Housing Bubble Bursting for Alt-A’s?
Fester warns that, just when you thought that the bursting of the housing bubble was confined to those who took on risky “sub-prime” loans, news comes out that there may be a problem with with the “Alternative A” or “Alt-A” loans, which “account for about 21 percent of loans outstanding and 39 percent of mortgages made in 2006.”
He believes this may have serious consequences:
As credit standards continue to tighten from absurdly loose to only loose, rolling over bad decisions and loans will not be viable in the future. There are three remaining options. The first and most preferable is for a crunched borrower to find someone to sell their property at a high enough value to get them out of their obligations with minimal damage. The problem here is that housing inventory is still expanding and plenty of people are just as or more desperate to unload their houses as any individual seller. So getting a price that is sufficient, after transaction costs, to pay off a bubble mortgage will be tough. The next preferable solution, and most likely the most common solution, will be for crunched borrowers to suck it up, and try to outlast any housing price downturn while still paying their mortgage and carrying costs. The final solution is for an increase in foreclosures to increase as people walk away from disasters.

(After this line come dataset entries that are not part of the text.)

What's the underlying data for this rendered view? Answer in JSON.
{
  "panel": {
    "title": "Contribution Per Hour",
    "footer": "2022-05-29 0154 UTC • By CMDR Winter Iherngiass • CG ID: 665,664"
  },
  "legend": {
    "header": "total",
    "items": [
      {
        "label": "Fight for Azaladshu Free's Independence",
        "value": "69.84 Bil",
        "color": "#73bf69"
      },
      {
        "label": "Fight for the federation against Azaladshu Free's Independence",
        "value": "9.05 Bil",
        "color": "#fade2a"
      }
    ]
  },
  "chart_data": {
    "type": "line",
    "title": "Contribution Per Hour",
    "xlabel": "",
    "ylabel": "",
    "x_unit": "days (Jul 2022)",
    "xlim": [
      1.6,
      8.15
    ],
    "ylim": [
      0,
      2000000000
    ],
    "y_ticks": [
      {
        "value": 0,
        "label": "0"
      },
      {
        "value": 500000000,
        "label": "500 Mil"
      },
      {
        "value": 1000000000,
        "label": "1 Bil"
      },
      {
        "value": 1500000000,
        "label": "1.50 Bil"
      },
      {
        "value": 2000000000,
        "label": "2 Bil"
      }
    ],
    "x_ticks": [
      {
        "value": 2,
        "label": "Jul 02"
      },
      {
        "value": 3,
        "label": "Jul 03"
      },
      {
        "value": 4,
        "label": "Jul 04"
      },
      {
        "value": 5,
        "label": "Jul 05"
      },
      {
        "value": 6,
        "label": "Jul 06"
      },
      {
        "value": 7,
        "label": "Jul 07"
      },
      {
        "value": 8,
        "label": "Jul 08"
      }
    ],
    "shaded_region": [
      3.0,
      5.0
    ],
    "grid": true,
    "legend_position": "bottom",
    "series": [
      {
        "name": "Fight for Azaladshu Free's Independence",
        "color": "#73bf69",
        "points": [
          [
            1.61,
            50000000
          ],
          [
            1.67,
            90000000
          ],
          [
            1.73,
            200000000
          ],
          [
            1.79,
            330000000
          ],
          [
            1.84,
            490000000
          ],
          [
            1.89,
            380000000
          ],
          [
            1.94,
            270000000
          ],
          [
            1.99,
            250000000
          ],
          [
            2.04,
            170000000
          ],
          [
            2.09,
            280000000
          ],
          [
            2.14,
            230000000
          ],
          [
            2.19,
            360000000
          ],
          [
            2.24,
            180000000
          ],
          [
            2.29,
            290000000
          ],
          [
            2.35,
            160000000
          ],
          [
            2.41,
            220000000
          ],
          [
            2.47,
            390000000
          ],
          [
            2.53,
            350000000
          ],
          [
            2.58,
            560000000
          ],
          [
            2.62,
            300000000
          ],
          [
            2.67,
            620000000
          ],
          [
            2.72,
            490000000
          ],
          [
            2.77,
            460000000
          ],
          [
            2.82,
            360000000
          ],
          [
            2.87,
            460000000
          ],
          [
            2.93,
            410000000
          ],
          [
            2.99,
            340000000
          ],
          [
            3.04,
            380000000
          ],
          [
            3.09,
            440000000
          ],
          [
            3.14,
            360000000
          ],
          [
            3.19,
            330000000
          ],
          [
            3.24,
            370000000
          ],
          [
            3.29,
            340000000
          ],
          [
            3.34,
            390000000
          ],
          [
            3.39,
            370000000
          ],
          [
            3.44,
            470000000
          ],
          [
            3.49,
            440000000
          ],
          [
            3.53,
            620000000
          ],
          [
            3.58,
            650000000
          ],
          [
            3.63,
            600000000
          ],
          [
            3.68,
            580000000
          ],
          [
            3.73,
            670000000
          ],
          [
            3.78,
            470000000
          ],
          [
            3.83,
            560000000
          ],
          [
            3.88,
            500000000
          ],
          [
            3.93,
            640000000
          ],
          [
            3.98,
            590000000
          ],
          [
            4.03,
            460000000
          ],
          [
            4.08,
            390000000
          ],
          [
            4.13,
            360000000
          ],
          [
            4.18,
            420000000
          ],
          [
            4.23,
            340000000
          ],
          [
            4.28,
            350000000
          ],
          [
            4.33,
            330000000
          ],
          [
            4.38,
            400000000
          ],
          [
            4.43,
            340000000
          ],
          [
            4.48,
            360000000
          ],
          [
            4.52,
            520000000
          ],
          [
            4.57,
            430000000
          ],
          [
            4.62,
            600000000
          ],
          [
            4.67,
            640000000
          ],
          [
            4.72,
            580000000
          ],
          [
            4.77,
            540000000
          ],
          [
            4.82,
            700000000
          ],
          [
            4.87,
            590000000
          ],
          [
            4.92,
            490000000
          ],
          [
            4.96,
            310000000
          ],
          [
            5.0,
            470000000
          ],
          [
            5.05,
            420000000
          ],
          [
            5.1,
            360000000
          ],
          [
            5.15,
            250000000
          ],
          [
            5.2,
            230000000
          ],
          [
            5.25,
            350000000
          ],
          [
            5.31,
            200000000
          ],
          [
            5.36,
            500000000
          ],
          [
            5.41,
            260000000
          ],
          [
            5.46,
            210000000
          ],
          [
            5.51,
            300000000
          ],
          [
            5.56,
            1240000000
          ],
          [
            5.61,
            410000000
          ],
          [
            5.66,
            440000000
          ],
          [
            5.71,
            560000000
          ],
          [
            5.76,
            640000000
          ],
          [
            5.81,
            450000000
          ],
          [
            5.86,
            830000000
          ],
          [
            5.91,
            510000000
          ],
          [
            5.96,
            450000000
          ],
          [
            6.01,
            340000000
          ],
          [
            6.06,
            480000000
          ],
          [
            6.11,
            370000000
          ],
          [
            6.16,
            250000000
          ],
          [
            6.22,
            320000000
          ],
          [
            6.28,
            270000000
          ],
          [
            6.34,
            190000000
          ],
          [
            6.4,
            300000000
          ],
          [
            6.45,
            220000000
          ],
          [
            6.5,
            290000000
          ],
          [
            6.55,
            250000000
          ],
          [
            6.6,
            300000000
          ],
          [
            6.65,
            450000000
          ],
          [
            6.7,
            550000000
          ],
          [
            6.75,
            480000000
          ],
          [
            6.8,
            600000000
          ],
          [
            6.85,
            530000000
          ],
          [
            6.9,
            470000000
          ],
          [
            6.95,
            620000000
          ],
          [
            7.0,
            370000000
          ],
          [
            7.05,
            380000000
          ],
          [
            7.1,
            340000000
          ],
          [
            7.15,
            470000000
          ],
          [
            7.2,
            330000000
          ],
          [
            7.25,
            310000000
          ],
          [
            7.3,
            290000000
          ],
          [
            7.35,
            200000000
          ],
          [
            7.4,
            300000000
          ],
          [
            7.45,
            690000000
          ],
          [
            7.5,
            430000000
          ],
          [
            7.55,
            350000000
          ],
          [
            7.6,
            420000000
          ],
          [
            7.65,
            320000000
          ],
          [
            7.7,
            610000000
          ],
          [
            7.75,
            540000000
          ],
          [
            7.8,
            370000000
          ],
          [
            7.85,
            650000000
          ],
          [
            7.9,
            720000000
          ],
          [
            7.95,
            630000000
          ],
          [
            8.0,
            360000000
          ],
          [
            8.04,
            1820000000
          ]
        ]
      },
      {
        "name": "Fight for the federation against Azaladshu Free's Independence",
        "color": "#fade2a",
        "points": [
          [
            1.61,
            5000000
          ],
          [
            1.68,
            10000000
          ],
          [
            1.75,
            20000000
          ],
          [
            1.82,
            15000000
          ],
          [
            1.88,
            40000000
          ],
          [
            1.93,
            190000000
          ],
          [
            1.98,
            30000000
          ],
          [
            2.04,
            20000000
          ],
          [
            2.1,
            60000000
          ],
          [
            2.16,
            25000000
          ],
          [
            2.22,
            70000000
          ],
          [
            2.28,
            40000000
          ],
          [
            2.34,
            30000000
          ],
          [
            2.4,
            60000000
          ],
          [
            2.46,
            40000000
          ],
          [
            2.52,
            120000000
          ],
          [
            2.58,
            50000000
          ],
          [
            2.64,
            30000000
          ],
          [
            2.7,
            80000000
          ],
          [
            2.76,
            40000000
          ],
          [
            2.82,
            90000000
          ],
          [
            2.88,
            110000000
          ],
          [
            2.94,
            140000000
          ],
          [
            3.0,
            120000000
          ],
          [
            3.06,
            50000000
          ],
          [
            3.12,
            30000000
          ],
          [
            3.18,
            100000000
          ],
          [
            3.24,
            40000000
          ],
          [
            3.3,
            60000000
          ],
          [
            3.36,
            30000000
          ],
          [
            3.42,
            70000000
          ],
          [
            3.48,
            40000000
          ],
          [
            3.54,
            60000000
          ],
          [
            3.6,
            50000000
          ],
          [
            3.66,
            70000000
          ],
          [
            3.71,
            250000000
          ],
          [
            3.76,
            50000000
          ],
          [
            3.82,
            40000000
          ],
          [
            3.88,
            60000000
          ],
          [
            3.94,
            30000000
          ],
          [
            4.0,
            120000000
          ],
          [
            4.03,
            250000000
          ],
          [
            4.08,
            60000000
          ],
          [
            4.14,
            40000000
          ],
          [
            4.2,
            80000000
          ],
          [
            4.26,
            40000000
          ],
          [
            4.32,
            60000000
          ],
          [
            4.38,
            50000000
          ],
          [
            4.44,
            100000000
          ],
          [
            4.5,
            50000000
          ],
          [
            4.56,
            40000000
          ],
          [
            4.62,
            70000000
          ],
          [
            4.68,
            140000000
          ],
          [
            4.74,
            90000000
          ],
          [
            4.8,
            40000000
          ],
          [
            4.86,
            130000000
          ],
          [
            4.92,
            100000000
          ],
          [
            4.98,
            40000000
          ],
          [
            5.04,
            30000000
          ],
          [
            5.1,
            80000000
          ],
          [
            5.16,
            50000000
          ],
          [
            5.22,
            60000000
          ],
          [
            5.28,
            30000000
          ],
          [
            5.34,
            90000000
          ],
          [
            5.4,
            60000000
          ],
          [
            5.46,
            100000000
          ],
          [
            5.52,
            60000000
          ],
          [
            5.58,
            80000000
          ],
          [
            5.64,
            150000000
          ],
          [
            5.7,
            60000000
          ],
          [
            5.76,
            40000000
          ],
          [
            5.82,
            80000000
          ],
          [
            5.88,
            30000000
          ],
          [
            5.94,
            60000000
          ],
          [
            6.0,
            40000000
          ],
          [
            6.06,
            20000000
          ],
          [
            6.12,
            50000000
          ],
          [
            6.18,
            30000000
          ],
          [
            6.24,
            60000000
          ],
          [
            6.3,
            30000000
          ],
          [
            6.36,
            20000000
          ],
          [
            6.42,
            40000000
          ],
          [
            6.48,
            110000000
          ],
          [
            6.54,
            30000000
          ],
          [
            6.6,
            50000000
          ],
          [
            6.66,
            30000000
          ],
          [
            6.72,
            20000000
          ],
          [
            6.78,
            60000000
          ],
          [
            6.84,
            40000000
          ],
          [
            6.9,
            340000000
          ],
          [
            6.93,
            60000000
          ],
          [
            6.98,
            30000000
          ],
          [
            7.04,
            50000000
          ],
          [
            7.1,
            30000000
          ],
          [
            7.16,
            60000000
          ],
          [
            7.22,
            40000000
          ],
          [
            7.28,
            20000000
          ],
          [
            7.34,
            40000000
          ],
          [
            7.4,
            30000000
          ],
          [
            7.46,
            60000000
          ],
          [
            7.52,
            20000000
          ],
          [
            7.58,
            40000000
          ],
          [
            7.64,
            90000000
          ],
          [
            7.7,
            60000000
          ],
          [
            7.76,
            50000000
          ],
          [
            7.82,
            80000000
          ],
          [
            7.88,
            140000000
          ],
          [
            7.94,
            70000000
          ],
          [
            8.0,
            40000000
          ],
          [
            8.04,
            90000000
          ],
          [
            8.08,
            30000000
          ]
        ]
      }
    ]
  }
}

Indeed, if you’re in a house you paid a million dollars for two years ago and it’s now worth $800,000, that last option may be all that’s left to you. If you got in without much of a down payment–which presumably most Alt-A borrowers did–it likely won’t be that ruinous.
Of course, if it’s a second or third home that you bought in hopes of flipping in a few months at a profit–which is apparently the case with a substantial chunk of this class of borrowers–it’s a crushing blow. But then that’s the nature of high risk, high reward ventures.